While the official purchasing managers' index (PMI) is expected to have improved to 49.7 in November from last month's unexpected drop to 49.5, the median forecast of 31 economists in a Reuters poll has the index staying below the 50-point level demarcating contraction from expansion.
Economists appear in agreement that the economy is still largely struggling for traction despite some signs of green shoots in mixed October data, with all respondents returning readings between 49.0 and 50.2 and the vast majority predicting a small contraction of between 49.6 and 49.8.
The world's second-largest economy has been unable to mount a strong post-COVID recovery this year as a deep crisis in the property market, local government debt risks, slow global growth and geopolitical tensions dented momentum.
A flurry of policy support measures has had only a modest effect, raising pressure on authorities to roll out more stimulus.

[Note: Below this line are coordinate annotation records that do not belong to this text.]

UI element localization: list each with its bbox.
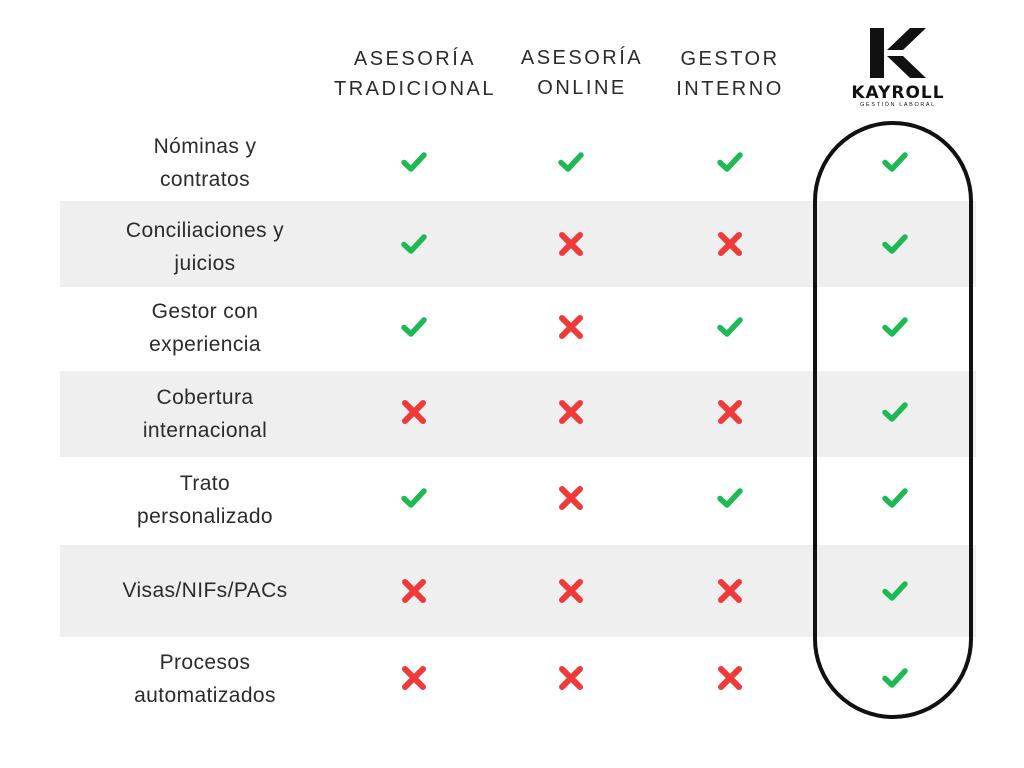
feature-label-line: internacional <box>142 419 268 442</box>
feature-label-line: juicios <box>174 252 236 275</box>
cross-icon <box>555 575 587 607</box>
column-header-line: GESTOR <box>680 48 780 70</box>
column-header-line: ASESORÍA <box>353 48 477 70</box>
cross-icon <box>714 228 746 260</box>
feature-label-cobertura: Cobertura internacional <box>60 381 350 447</box>
brand-tagline: GESTIÓN LABORAL <box>860 102 936 108</box>
row-band-4 <box>60 371 976 457</box>
cross-icon <box>555 228 587 260</box>
feature-label-line: experiencia <box>149 333 261 356</box>
row-band-2 <box>60 201 976 287</box>
cross-icon <box>555 662 587 694</box>
check-icon <box>714 482 746 514</box>
feature-label-line: Cobertura <box>156 386 254 409</box>
check-icon <box>555 146 587 178</box>
cross-icon <box>714 396 746 428</box>
feature-label-line: Procesos <box>159 651 251 674</box>
feature-label-line: Conciliaciones y <box>125 219 285 242</box>
cross-icon <box>398 396 430 428</box>
check-icon <box>398 228 430 260</box>
feature-label-visas: Visas/NIFs/PACs <box>60 574 350 607</box>
check-icon <box>714 146 746 178</box>
feature-label-line: personalizado <box>137 505 273 528</box>
cross-icon <box>555 482 587 514</box>
cross-icon <box>714 662 746 694</box>
check-icon <box>879 575 911 607</box>
check-icon <box>879 146 911 178</box>
column-header-gestor-interno: GESTOR INTERNO <box>668 44 792 104</box>
check-icon <box>398 311 430 343</box>
feature-label-procesos: Procesos automatizados <box>60 646 350 712</box>
column-header-line: INTERNO <box>676 78 784 100</box>
check-icon <box>398 146 430 178</box>
check-icon <box>879 662 911 694</box>
check-icon <box>879 311 911 343</box>
feature-label-line: Visas/NIFs/PACs <box>122 579 288 602</box>
kayroll-logo: KAYROLL GESTIÓN LABORAL <box>848 28 948 109</box>
column-header-line: ASESORÍA <box>520 47 644 69</box>
feature-label-line: automatizados <box>134 684 276 707</box>
feature-label-gestor: Gestor con experiencia <box>60 295 350 361</box>
check-icon <box>879 482 911 514</box>
highlight-outline <box>813 121 973 719</box>
check-icon <box>398 482 430 514</box>
feature-label-nominas: Nóminas y contratos <box>60 130 350 196</box>
check-icon <box>714 311 746 343</box>
column-header-line: ONLINE <box>537 77 627 99</box>
cross-icon <box>398 662 430 694</box>
kayroll-k-logo-icon <box>870 28 926 78</box>
feature-label-line: contratos <box>160 168 250 191</box>
cross-icon <box>555 396 587 428</box>
column-header-asesoria-tradicional: ASESORÍA TRADICIONAL <box>332 44 498 104</box>
cross-icon <box>398 575 430 607</box>
cross-icon <box>555 311 587 343</box>
column-header-line: TRADICIONAL <box>334 78 496 100</box>
column-header-asesoria-online: ASESORÍA ONLINE <box>510 43 654 103</box>
feature-label-trato: Trato personalizado <box>60 467 350 533</box>
feature-label-conciliaciones: Conciliaciones y juicios <box>60 214 350 280</box>
cross-icon <box>714 575 746 607</box>
feature-label-line: Gestor con <box>151 300 259 323</box>
check-icon <box>879 396 911 428</box>
feature-label-line: Trato <box>179 472 231 495</box>
row-band-6 <box>60 545 976 637</box>
brand-name: KAYROLL <box>851 83 945 103</box>
check-icon <box>879 228 911 260</box>
feature-label-line: Nóminas y <box>153 135 257 158</box>
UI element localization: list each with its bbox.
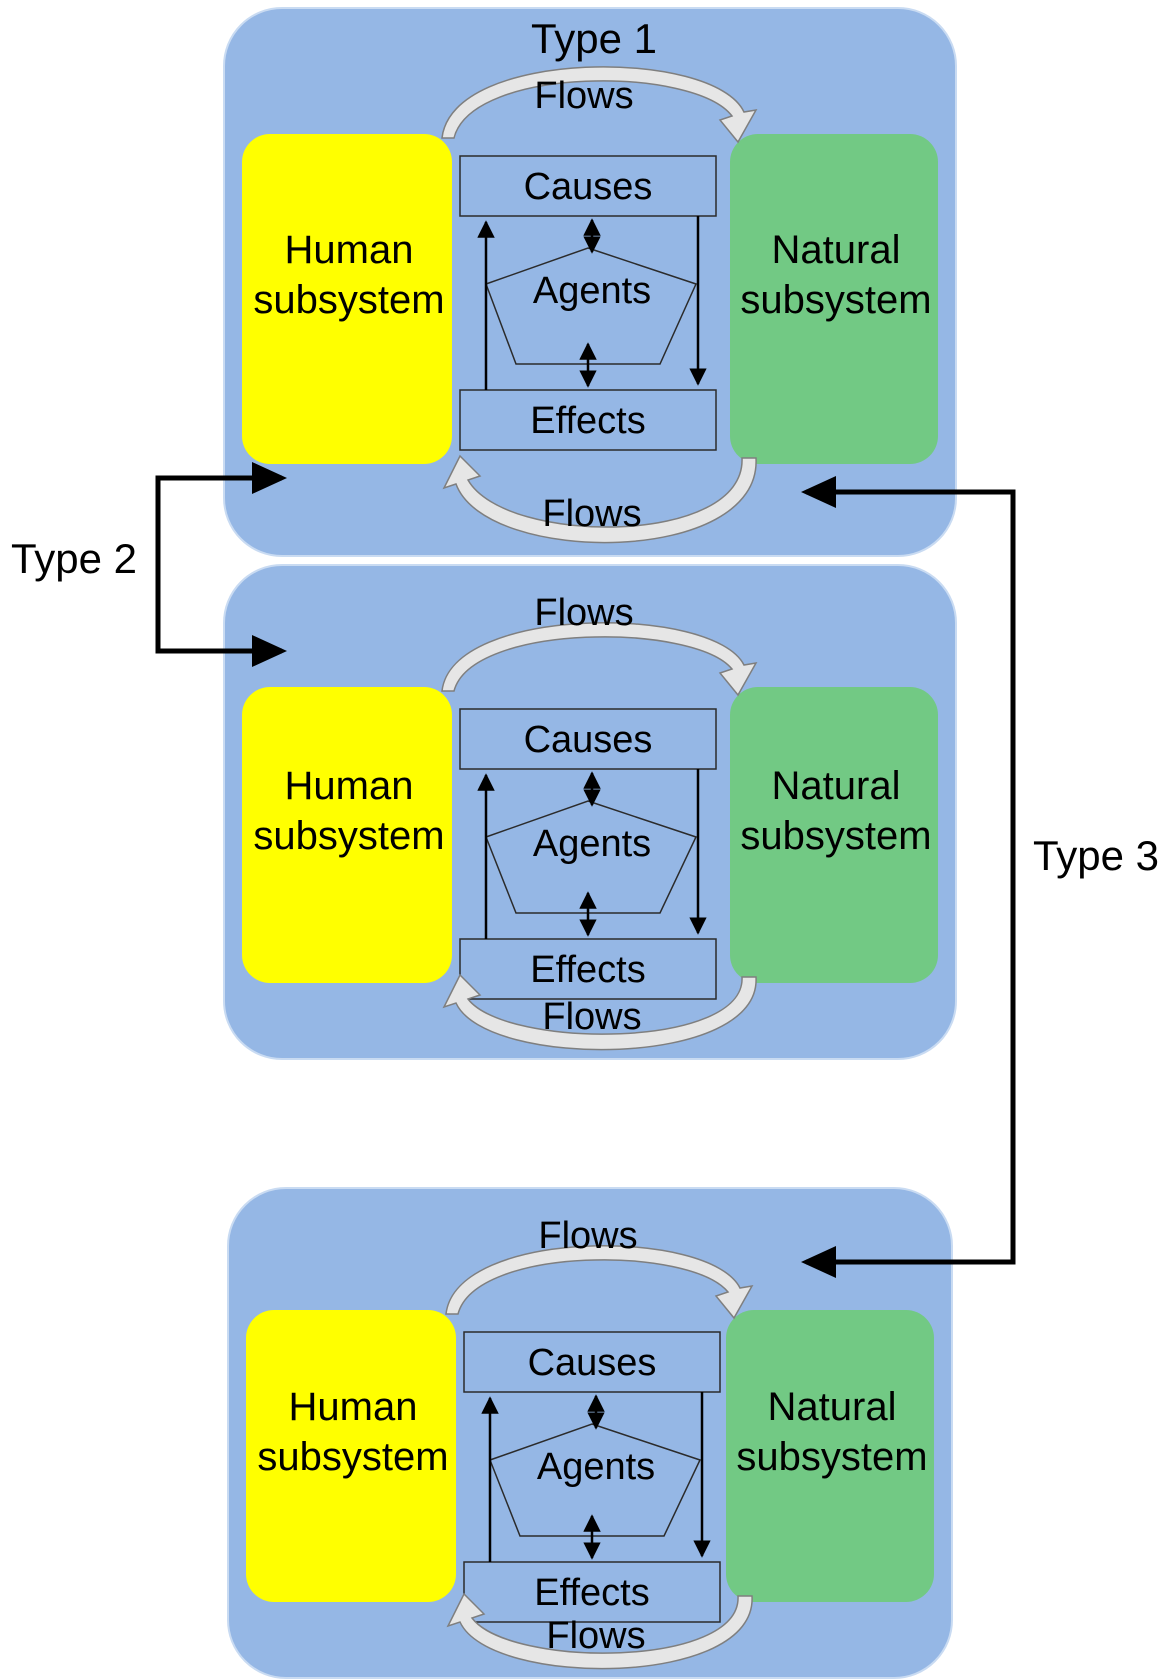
agents-label: Agents [533, 270, 651, 312]
flows-top-label: Flows [534, 75, 633, 117]
effects-label: Effects [534, 1572, 649, 1614]
effects-box [459, 389, 717, 451]
panel-2: Human subsystem Natural subsystem CausesEffe… [223, 564, 957, 1060]
causes-box [459, 708, 717, 770]
type-3-connector [801, 476, 1016, 1278]
natural-subsystem-label-line2: subsystem [740, 814, 931, 858]
causes-label: Causes [524, 166, 653, 208]
flows-top-label: Flows [534, 592, 633, 634]
effects-box [463, 1561, 721, 1623]
natural-subsystem-box [730, 134, 938, 464]
causes-label: Causes [524, 719, 653, 761]
natural-subsystem-label-line1: Natural [768, 1385, 897, 1429]
natural-subsystem-label-line2: subsystem [740, 278, 931, 322]
panel-1: Human subsystem Natural subsystem CausesEffe… [223, 7, 957, 557]
flows-bottom-label: Flows [542, 996, 641, 1038]
human-subsystem-label-line2: subsystem [257, 1435, 448, 1479]
flows-bottom-arrow [442, 454, 757, 544]
causes-label: Causes [528, 1342, 657, 1384]
natural-subsystem-label-line1: Natural [772, 228, 901, 272]
type-3-arrowhead-bottom [801, 1246, 836, 1278]
human-subsystem-box [242, 687, 452, 983]
human-subsystem-label-line1: Human [289, 1385, 418, 1429]
effects-label: Effects [530, 400, 645, 442]
type-1-label: Type 1 [531, 15, 657, 62]
flows-top-arrow [441, 66, 758, 144]
human-subsystem-label-line1: Human [285, 228, 414, 272]
human-subsystem-label-line2: subsystem [253, 278, 444, 322]
flows-bottom-label: Flows [546, 1615, 645, 1657]
human-subsystem-box [246, 1310, 456, 1602]
flows-top-label: Flows [538, 1215, 637, 1257]
panel-3: Human subsystem Natural subsystem CausesEffe… [227, 1187, 953, 1679]
agents-label: Agents [537, 1446, 655, 1488]
flows-bottom-label: Flows [542, 493, 641, 535]
effects-box [459, 938, 717, 1000]
flows-bottom-arrow [442, 973, 757, 1051]
natural-subsystem-box [726, 1310, 934, 1602]
effects-label: Effects [530, 949, 645, 991]
agents-label: Agents [533, 823, 651, 865]
causes-box [459, 155, 717, 217]
type-3-label: Type 3 [1033, 832, 1159, 879]
type-2-label: Type 2 [11, 535, 137, 582]
natural-subsystem-label-line2: subsystem [736, 1435, 927, 1479]
type-2-arrowhead-top [252, 462, 287, 494]
human-subsystem-box [242, 134, 452, 464]
causes-box [463, 1331, 721, 1393]
flows-top-arrow [445, 1245, 754, 1320]
human-subsystem-label-line1: Human [285, 764, 414, 808]
natural-subsystem-label-line1: Natural [772, 764, 901, 808]
flows-top-arrow [441, 622, 758, 697]
human-subsystem-label-line2: subsystem [253, 814, 444, 858]
type-2-arrowhead-bottom [252, 635, 287, 667]
flows-bottom-arrow [446, 1592, 753, 1670]
natural-subsystem-box [730, 687, 938, 983]
type-2-connector [155, 462, 287, 667]
type-3-arrowhead-top [801, 476, 836, 508]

Profit growth at China's industrial firms shrank back to the low single digits last month, following an 11.9% increase in September and a 17.2% gain in August, which analysts attributed to volatile input costs. Both new export and import orders shrank in October.
The sputtering recovery has prompted many analysts to warn that China may begin flirting with Japan-style stagnation later this decade unless policymakers take steps to reorientate the economy towards household consumption and market-allocation of resources.